I have tried to wish away the concept of evil. It’s terrifying to contemplate that such a thing is real. But having experienced unconsciousness and the evil that the hands of unconsciousness performs, I know there are indeed forces that seek to defy Love/God/Light/Consciousness in the world and in our own lives. I can no longer pretend these forces aren’t there.
Perhaps being familiar with evil causes us to be able to handle it when we are faced with it, rather than to shy away from it. Perhaps as we experience the inner demons of others who attempt to spread their darkness onto us, we begin to learn that we can survive darkness, after all. That we can overcome the inner death that happen when we awaken to darkness, the loss of innocence and the shattering of our illusions. That violence doesn’t win, that it is not the last word. That there is indeed rebirth, resurrection. And perhaps this lends a certain fortitude in the inevitable times of being confronted with darkness later in our life.

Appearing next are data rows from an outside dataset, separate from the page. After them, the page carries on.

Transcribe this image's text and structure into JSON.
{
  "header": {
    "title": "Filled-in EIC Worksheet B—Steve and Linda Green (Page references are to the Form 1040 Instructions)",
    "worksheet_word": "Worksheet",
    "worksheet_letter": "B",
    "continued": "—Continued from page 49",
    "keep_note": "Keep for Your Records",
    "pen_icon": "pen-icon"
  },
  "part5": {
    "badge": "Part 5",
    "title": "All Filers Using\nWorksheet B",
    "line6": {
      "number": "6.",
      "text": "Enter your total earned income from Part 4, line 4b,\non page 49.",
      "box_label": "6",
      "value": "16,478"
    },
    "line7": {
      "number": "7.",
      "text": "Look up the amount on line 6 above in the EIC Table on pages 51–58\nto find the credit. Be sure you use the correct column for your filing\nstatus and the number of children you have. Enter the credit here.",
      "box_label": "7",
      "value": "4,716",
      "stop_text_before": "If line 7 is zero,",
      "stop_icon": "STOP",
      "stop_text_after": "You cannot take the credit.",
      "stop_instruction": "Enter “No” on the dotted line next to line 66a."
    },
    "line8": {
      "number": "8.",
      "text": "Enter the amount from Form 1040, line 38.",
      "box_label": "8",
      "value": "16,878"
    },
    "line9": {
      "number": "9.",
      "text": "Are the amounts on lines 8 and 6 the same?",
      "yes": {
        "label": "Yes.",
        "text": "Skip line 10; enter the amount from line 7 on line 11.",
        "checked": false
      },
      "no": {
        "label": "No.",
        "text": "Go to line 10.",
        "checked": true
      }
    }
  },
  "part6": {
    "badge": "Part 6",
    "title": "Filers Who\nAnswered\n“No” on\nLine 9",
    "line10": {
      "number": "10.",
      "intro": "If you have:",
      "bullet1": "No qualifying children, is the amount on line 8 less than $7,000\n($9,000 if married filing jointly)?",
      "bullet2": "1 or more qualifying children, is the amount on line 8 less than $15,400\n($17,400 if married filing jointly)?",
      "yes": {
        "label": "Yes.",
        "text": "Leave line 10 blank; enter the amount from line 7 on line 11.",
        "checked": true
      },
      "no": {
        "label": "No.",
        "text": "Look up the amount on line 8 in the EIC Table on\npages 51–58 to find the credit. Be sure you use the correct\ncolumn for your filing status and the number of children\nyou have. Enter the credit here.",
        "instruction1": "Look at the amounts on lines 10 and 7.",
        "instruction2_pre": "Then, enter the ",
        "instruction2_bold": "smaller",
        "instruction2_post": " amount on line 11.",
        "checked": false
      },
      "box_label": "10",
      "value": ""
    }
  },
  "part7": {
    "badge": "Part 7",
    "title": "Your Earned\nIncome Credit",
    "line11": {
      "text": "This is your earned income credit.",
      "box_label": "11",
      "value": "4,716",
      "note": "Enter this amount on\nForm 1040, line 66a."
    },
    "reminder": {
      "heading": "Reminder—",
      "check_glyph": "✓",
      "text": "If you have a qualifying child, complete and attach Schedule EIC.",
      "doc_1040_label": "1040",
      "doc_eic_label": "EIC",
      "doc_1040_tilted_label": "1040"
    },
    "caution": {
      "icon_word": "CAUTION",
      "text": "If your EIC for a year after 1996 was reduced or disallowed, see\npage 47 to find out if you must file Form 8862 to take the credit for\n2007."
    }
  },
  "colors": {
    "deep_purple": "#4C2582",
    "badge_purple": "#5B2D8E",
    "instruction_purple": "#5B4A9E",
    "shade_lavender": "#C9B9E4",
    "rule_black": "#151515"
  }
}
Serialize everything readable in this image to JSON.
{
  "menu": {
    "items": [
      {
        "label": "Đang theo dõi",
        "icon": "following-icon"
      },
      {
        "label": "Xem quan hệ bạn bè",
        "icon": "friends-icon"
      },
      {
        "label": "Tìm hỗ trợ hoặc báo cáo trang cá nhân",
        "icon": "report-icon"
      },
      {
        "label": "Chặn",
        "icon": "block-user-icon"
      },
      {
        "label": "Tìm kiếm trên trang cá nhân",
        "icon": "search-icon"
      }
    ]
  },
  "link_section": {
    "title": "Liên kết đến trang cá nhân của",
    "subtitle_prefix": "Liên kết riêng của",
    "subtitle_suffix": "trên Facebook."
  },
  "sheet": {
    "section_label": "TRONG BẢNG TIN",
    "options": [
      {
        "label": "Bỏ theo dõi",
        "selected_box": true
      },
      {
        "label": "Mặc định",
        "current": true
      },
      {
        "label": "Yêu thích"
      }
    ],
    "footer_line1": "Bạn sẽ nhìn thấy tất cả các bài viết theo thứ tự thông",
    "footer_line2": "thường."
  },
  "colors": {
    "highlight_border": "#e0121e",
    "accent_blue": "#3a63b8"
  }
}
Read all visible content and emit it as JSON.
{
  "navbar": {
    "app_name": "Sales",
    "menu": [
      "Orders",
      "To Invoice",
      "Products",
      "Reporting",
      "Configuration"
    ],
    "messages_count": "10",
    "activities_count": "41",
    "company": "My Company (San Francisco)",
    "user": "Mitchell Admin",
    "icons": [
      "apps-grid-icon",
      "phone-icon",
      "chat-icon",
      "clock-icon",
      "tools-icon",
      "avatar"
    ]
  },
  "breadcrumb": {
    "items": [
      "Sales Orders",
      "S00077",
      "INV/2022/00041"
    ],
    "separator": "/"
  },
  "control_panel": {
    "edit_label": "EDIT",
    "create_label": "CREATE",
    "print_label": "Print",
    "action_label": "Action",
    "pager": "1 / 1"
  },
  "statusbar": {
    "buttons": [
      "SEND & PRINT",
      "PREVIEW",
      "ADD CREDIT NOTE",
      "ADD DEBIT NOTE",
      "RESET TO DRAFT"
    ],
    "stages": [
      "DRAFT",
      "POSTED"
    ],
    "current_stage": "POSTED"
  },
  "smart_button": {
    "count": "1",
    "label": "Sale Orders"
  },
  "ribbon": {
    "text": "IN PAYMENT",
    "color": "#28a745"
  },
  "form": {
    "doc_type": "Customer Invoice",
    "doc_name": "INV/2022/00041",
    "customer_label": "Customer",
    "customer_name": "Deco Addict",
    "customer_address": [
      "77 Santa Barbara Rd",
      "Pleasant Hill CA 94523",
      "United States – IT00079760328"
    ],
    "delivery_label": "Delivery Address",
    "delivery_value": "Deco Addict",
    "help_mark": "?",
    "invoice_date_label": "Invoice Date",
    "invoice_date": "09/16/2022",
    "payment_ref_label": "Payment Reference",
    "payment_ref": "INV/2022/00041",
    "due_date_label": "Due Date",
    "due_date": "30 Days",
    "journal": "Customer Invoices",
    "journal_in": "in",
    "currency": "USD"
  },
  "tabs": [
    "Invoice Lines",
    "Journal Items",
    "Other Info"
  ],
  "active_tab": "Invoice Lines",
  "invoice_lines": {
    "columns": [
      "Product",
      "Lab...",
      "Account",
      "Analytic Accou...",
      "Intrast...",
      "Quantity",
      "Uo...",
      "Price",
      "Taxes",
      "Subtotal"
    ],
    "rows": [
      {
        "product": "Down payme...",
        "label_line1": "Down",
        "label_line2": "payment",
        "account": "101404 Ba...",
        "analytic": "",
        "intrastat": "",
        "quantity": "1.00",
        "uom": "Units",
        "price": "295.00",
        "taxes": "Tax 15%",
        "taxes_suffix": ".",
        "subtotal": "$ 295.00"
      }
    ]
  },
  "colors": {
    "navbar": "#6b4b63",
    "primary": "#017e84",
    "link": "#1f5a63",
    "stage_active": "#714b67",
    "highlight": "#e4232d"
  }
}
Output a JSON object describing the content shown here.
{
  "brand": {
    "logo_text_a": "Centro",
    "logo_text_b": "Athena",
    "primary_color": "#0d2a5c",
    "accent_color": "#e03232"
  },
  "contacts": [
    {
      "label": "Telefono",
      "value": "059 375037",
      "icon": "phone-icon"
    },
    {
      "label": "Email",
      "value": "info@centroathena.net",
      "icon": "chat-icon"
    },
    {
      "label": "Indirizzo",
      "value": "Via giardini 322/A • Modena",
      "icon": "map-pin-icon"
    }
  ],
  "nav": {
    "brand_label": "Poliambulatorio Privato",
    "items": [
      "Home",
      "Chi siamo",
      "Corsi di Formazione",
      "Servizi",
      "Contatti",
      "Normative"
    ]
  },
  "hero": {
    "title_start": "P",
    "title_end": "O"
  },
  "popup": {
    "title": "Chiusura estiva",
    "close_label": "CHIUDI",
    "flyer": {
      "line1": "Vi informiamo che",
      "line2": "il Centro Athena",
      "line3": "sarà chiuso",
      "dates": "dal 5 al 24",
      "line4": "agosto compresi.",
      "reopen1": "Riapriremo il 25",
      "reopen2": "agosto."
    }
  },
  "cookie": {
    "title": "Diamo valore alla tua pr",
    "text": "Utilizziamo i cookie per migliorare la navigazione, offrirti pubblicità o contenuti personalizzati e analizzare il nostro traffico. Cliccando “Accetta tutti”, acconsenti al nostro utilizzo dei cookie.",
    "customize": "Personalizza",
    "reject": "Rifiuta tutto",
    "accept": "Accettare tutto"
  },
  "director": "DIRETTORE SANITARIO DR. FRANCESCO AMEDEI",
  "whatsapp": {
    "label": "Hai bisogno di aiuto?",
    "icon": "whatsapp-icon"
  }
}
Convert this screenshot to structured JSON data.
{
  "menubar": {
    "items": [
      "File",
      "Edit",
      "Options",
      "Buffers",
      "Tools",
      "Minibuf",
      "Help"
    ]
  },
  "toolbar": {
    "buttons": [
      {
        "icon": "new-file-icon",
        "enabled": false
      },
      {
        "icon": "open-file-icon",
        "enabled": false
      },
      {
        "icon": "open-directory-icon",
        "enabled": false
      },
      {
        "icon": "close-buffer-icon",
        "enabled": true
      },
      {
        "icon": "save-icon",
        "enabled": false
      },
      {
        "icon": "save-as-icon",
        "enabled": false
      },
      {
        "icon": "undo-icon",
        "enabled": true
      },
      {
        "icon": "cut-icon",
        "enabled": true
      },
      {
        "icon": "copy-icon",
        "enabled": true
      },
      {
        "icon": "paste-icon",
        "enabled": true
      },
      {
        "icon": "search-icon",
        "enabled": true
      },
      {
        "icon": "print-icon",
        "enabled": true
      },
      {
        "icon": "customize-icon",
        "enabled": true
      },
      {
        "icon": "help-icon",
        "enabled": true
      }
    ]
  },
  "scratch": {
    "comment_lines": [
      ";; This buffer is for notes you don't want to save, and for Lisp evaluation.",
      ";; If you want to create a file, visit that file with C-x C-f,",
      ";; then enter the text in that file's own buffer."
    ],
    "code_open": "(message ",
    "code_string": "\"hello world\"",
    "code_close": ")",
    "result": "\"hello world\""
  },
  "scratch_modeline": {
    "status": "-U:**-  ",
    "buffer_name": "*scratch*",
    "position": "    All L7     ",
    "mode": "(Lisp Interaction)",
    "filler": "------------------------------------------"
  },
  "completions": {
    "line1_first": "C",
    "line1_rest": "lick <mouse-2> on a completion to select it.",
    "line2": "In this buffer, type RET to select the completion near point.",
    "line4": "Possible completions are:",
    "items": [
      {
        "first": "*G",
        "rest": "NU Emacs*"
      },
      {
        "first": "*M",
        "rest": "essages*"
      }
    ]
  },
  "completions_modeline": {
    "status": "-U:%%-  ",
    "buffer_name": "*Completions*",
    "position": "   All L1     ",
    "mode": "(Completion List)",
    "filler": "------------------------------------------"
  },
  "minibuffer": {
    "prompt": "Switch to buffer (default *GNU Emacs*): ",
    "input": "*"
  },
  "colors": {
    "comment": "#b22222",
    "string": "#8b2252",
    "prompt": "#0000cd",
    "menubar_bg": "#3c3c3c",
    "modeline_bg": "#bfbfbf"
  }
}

As I have heard in many spiritual traditions, the more devoted we are to the light, the more our shadows are outlined, illuminated. In another way of speaking, the greater our devotion to God the more our inner demons come forward to trip us up, to lead us away, to distract us. Choosing light IS a choice, and it must be made over and over again. This fight for light requires consciousness and a warrior spirit. A line in the sand, a battleground
Nobel Laureate Leymah Gbowee says, “It is time to stop being politely angry”. Our discomfort with victimization is really the discomfort that horrible things actually happen in the world. We must make peace with our anger so we are effective as we seek to envision a better world for all. Our outrage is justified, the unrest we feel is righteous! The Divine Feminine allows for us to feel these unhappy things because it IS THE FIRST ACTION TOWARDS CHANGE. We see the redirection of discomfort with these feelings in blaming victims of violence, whether in the media, the culture, or in our belief system. Isn’t this another way to shield ourselves and deny the darkness, creating a temporary reprieve to make ourselves feel a little better? Is it so we can distract and separate ourselves from our own pain? Is this blame coming from people who have not dealt with their own demons, their own darkness?
Acknowledging the darkness is the first step to changing it, the bridge into the action realm. Whether in the world or in ourselves, acceptance of our unhappy feelings is the mechanism to shift our situation. The pivotal moment of acceptance is also the pivotal birthing of the new. The frontier of consciousness is not a place for fearful people. And then we can accept the sanctuary in the field of all well-being to nurture ourselves. We must refill our cup with the good water so that we may offer it in the world, and to receive the sanctuary of Great Mother and the Divine Feminine in mind and body, heart and soul.